When to Go
There is no wrong time to visit New York City, but your experience will vary depending on when you make your trip. New York in the winter is so special that many families visit every year, and spring in the city can be as beautiful as it is in Paris. Summer is an endless street fair, and fall is a season of marathons and fashion.
From ample snowfall to sizzling summer heat, New York is a city with very distinct seasons and a wide range of temperatures. You can expect summer temperatures in the eighties, but factor in high humidity in July and August. September and October are perfect walking months, with a range of temperatures from the low fifties into the mid-seventies.
Temperatures drop below the mid-fifties from November to March; below-freezing temperatures and snow are not uncommon in the winter months, and the wind chill makes it feel even colder. The city thaws out by April and May, which are pleasant and mild months with temperatures in the fifties, sixties, and seventies.
The chilly temperatures of January and February may dissuade some travelers, but the hotel rates are lower during those two months, and there is always plenty to see and do. If there's snow, major streets are cleared immediately, the subway is unaffected, and the city's lights sparkle even brighter.
New York sees an average of 40 inches of rain annually, with no particular rainy season.

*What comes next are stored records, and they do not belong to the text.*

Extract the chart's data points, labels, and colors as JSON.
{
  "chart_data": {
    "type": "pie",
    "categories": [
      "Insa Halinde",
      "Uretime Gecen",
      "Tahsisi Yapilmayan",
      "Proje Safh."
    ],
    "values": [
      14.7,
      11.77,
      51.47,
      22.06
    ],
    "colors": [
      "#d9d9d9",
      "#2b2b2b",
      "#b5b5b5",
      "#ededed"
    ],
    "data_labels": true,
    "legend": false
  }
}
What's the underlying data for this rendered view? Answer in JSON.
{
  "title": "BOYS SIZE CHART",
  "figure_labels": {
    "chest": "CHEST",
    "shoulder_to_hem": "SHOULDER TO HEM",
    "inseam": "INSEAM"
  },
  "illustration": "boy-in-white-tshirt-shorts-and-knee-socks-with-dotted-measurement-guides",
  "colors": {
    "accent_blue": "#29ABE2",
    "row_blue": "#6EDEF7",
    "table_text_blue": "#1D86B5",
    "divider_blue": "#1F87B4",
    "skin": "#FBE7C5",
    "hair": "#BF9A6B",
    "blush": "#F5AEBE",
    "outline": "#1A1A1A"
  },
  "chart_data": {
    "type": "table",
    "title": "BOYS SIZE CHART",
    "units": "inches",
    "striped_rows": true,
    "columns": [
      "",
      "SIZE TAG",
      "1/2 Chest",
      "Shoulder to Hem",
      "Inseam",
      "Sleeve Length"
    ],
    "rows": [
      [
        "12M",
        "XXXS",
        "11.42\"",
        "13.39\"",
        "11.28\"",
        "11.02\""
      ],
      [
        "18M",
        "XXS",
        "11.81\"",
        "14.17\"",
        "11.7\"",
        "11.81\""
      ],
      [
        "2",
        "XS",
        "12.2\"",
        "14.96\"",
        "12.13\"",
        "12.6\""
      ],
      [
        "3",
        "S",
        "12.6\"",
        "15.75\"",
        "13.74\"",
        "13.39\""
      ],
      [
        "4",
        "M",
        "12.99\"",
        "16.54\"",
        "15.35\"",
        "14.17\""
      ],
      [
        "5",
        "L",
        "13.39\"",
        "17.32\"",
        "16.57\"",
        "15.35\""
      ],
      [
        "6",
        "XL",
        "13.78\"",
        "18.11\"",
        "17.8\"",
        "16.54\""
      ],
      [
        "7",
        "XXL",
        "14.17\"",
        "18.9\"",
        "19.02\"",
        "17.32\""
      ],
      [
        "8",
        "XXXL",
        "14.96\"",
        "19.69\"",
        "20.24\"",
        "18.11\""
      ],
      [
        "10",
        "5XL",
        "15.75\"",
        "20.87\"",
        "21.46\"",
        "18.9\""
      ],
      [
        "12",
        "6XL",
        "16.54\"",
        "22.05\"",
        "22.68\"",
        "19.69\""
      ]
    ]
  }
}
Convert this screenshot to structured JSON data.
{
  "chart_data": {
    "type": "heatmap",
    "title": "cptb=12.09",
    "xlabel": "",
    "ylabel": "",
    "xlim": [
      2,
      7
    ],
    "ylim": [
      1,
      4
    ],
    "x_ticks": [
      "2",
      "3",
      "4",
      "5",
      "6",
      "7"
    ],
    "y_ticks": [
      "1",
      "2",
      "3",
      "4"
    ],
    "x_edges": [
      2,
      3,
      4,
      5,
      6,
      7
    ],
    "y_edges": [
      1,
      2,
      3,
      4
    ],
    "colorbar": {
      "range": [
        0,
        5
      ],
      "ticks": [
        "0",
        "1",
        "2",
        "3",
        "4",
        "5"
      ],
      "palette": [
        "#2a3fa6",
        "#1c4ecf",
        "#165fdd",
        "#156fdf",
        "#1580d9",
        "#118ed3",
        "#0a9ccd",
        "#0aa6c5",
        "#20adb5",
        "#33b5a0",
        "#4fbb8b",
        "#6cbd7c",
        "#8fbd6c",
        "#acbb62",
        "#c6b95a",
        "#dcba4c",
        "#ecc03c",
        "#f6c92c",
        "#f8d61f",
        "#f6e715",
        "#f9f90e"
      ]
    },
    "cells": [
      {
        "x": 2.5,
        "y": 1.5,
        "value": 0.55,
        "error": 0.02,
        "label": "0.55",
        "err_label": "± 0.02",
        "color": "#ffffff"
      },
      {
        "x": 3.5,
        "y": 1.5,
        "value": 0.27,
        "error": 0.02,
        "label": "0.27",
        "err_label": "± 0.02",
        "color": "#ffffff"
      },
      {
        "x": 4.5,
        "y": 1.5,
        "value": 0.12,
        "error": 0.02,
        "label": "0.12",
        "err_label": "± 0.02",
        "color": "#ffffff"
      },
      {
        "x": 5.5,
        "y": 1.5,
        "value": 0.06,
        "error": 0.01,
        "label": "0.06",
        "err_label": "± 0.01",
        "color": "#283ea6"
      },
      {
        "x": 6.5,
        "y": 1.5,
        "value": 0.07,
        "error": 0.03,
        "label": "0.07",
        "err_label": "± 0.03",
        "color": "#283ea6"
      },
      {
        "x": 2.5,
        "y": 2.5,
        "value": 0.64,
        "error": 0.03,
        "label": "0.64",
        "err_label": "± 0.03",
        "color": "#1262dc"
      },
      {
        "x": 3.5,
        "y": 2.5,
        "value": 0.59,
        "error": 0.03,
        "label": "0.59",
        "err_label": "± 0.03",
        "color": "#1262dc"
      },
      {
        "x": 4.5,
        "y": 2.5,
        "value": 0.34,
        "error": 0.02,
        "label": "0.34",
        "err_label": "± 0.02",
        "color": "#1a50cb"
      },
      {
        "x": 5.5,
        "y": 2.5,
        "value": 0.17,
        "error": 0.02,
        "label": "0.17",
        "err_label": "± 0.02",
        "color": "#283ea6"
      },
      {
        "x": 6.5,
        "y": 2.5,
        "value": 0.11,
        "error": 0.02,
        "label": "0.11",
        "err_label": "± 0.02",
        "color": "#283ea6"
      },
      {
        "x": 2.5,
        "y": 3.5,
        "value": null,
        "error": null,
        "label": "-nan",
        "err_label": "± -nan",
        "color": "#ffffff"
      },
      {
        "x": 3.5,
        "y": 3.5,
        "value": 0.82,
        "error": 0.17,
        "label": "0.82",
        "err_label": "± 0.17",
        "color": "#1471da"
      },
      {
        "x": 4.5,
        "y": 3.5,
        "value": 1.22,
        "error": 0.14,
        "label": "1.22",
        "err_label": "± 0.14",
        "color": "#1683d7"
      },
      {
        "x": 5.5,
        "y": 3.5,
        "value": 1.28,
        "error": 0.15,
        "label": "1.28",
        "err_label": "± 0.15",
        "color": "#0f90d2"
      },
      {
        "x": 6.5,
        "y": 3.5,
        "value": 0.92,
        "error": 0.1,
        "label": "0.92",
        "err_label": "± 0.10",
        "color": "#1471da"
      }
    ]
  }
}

Annual snowfall is often around 20 to 25 inches, but the city has been known to get significantly more or less — for instance, nearly 50 inches of snow fell in the winters of both 2003 and 2004, yet there were no heavy storms until well into 2007.
Good snowstorms wreak havoc on arrivals and departures, but if one hits New York in the middle of your stay, venture out to Central Park to play in the winter wonderland.
The Holiday Season
December is a joyous time in New York, with the glow of the huge tree at Rockefeller Center, the annual Radio City Christmas Spectacular, and the traditional performance of The Nutcracker, not to mention the incredible department store windows. The festivities end with the world-famous New Year's Eve party in Times Square.
This is the peak tourist season, with high-priced hotel rooms that fill up fast. Following the holidays, tourism slumps a bit, which makes it easier to get great Broadway tickets or reservations at the best restaurants.
You may be thrilled at the deals that you find at Internet discounters like Travelocity or Expedia, but don't stop just yet. The hotels themselves will often match what you find and possibly offer other packages and promotions.
Spring and Fall
Spring and fall may be the best times to visit the city if your schedule permits. You still have the opportunity to enjoy most activities in the buffer months, and there are many festivals and special city events. Hotel rates are somewhere in between their highest and lowest points and tend to fluctuate from year to year.